1. Taxability of Dividend Earned on Foreign Shares

  • Dividend income from foreign shares is taxable in India under the Income Tax Act, 1961, as part of your total income, under the head "Income from Other Sources."
  • Double Taxation Avoidance Agreements (DTAA) benefits can be availed to claim a tax credit for taxes paid in the foreign country where the dividend is earned.

2. Bringing Dividend Back to India

The FAQ from the RBI clarifies the rules under the Liberalized Remittance Scheme (LRS) and Overseas Investment Rules:

  • Repatriation Rule under LRS:

    • The income (e.g., dividend) earned abroad must be repatriated to India within 180 days if it is not reinvested abroad.
    • This means:
      • If the dividend is realized but left unutilized (i.e., not reinvested in any foreign asset), it should be brought back to India.
      • If reinvested (e.g., in foreign shares or other permissible assets), there is no need to bring it back.
  • Rationale for the Rule:

    • The rule ensures that unutilized foreign earnings are not kept idle abroad and are brought back to the domestic economy.

3. Can the Dividend Be Reinvested Abroad Without Bringing It Back?

Yes, the dividend can be reinvested in foreign shares or other permissible investments under the LRS without the need to bring it back to India, provided:

  1. The reinvestment happens within the 180-day period.
  2. The reinvestment is compliant with Overseas Investment Rules and Regulations, 2022.
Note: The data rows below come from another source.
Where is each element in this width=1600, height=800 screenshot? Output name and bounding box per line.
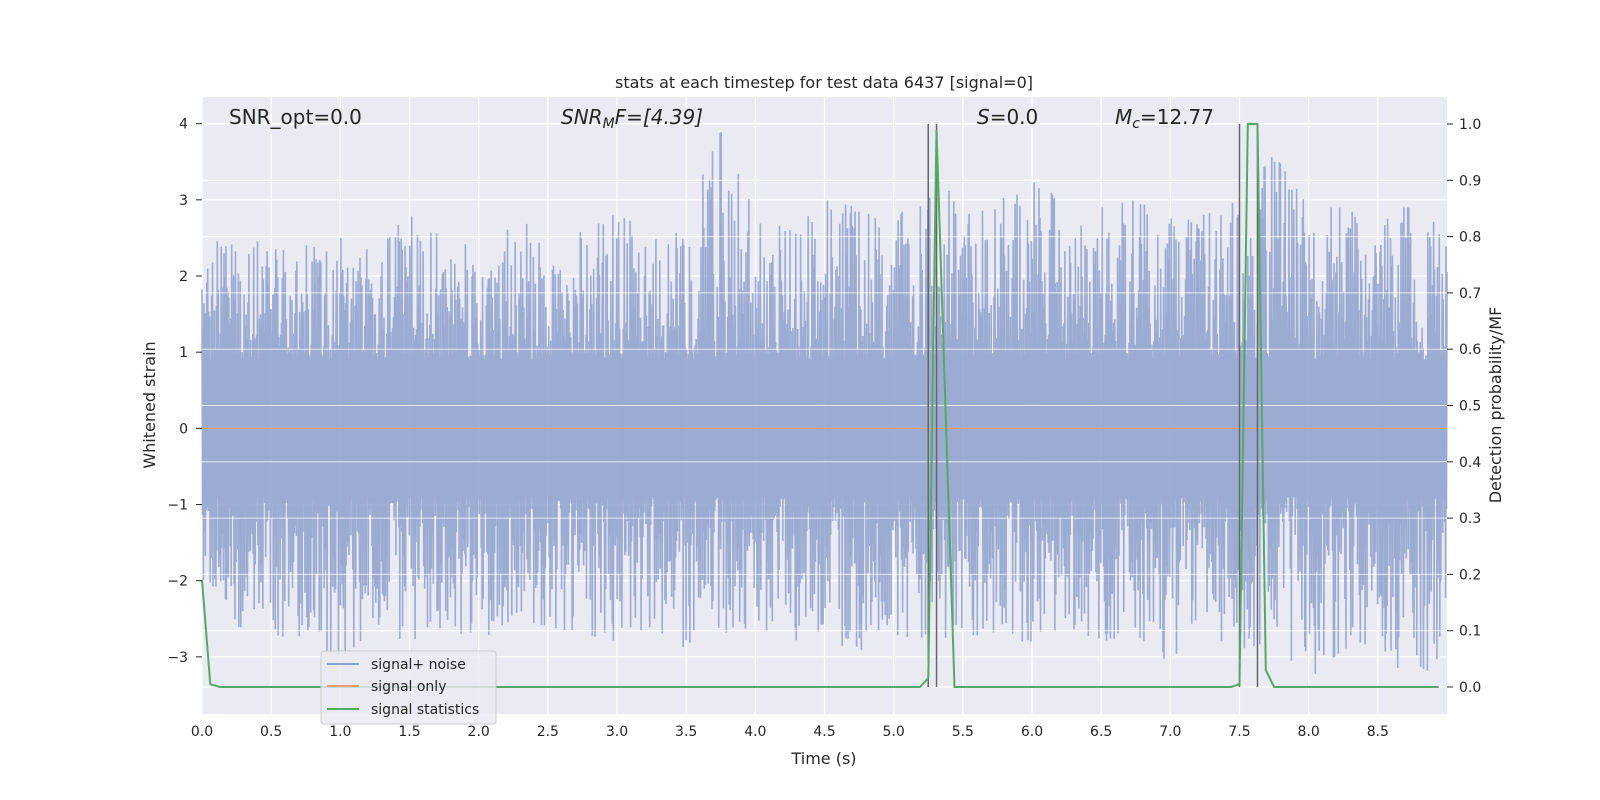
- x-tick-label: 1.5: [398, 724, 420, 740]
- y2-tick-label: 1.0: [1459, 117, 1481, 133]
- x-tick-label: 2.5: [537, 724, 559, 740]
- x-tick-label: 7.0: [1159, 724, 1181, 740]
- y-tick-label: −2: [167, 574, 188, 590]
- chart-title: stats at each timestep for test data 643…: [615, 73, 1033, 92]
- y2-tick-label: 0.3: [1459, 511, 1481, 527]
- y-tick-label: 4: [179, 117, 188, 133]
- y-tick-label: −1: [167, 498, 188, 514]
- y2-tick-label: 0.9: [1459, 173, 1481, 189]
- x-tick-label: 1.0: [329, 724, 351, 740]
- x-axis-label: Time (s): [790, 749, 856, 768]
- legend-label-signal-noise: signal+ noise: [371, 657, 466, 673]
- y-tick-label: 1: [179, 345, 188, 361]
- y2-tick-label: 0.4: [1459, 455, 1481, 471]
- snr-opt-annotation: SNR_opt=0.0: [229, 105, 362, 129]
- y-tick-label: 0: [179, 421, 188, 437]
- legend: signal+ noise signal only signal statist…: [320, 650, 497, 725]
- legend-label-signal-only: signal only: [371, 679, 446, 695]
- snr-mf-annotation: SNRMF=[4.39]: [561, 105, 703, 132]
- x-tick-label: 3.0: [606, 724, 628, 740]
- y2-tick-label: 0.8: [1459, 230, 1481, 246]
- y-tick-label: 3: [179, 193, 188, 209]
- x-tick-label: 6.5: [1090, 724, 1112, 740]
- x-tick-label: 3.5: [675, 724, 697, 740]
- x-tick-label: 7.5: [1228, 724, 1250, 740]
- data-marks: [201, 123, 1448, 688]
- y-tick-label: 2: [179, 269, 188, 285]
- y2-tick-label: 0.1: [1459, 624, 1481, 640]
- x-tick-label: 5.5: [952, 724, 974, 740]
- x-tick-label: 8.0: [1298, 724, 1320, 740]
- x-tick-label: 4.5: [813, 724, 835, 740]
- y-axis-label: Whitened strain: [140, 341, 159, 468]
- x-tick-label: 8.5: [1367, 724, 1389, 740]
- legend-label-signal-statistics: signal statistics: [371, 702, 479, 718]
- s-annotation: S=0.0: [977, 105, 1038, 129]
- y-tick-label: −3: [167, 650, 188, 666]
- x-tick-label: 2.0: [468, 724, 490, 740]
- y2-tick-label: 0.7: [1459, 286, 1481, 302]
- y2-tick-label: 0.2: [1459, 567, 1481, 583]
- x-tick-label: 5.0: [883, 724, 905, 740]
- x-tick-label: 6.0: [1021, 724, 1043, 740]
- legend-box: [320, 650, 497, 725]
- x-tick-label: 4.0: [744, 724, 766, 740]
- y2-tick-label: 0.5: [1459, 399, 1481, 415]
- ticks: 0.0 0.5 1.0 1.5 2.0 2.5 3.0 3.5 4.0 4.5 5.0 5.5 6.0 6…: [167, 117, 1481, 740]
- y2-tick-label: 0.0: [1459, 680, 1481, 696]
- y2-axis-label: Detection probability/MF: [1486, 307, 1505, 504]
- x-tick-label: 0.5: [260, 724, 282, 740]
- mc-annotation: Mc=12.77: [1115, 105, 1214, 132]
- x-tick-label: 0.0: [191, 724, 213, 740]
- y2-tick-label: 0.6: [1459, 342, 1481, 358]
4. Additional Considerations

  • Tracking and Documentation:

    • Maintain proper records of:
      • Dividend receipt dates.
      • Reinvestment details, if any.
      • Compliance with LRS limits (currently $250,000 per financial year).
    • This ensures smooth audit trails and compliance with both RBI and tax regulations.
  • Unused/Unrealized Funds:

    • If the dividend remains unutilized beyond 180 days and is not repatriated, it may be considered a violation of FEMA rules.

Conclusion

  1. Dividends earned from foreign shares under LRS must be brought back to India within 180 days unless reinvested abroad.
  2. Dividends can be reinvested in foreign assets without repatriating them to India.
  3. The context of the FAQ aligns with your understanding, and adhering to these guidelines ensures compliance with FEMA and LRS regulations.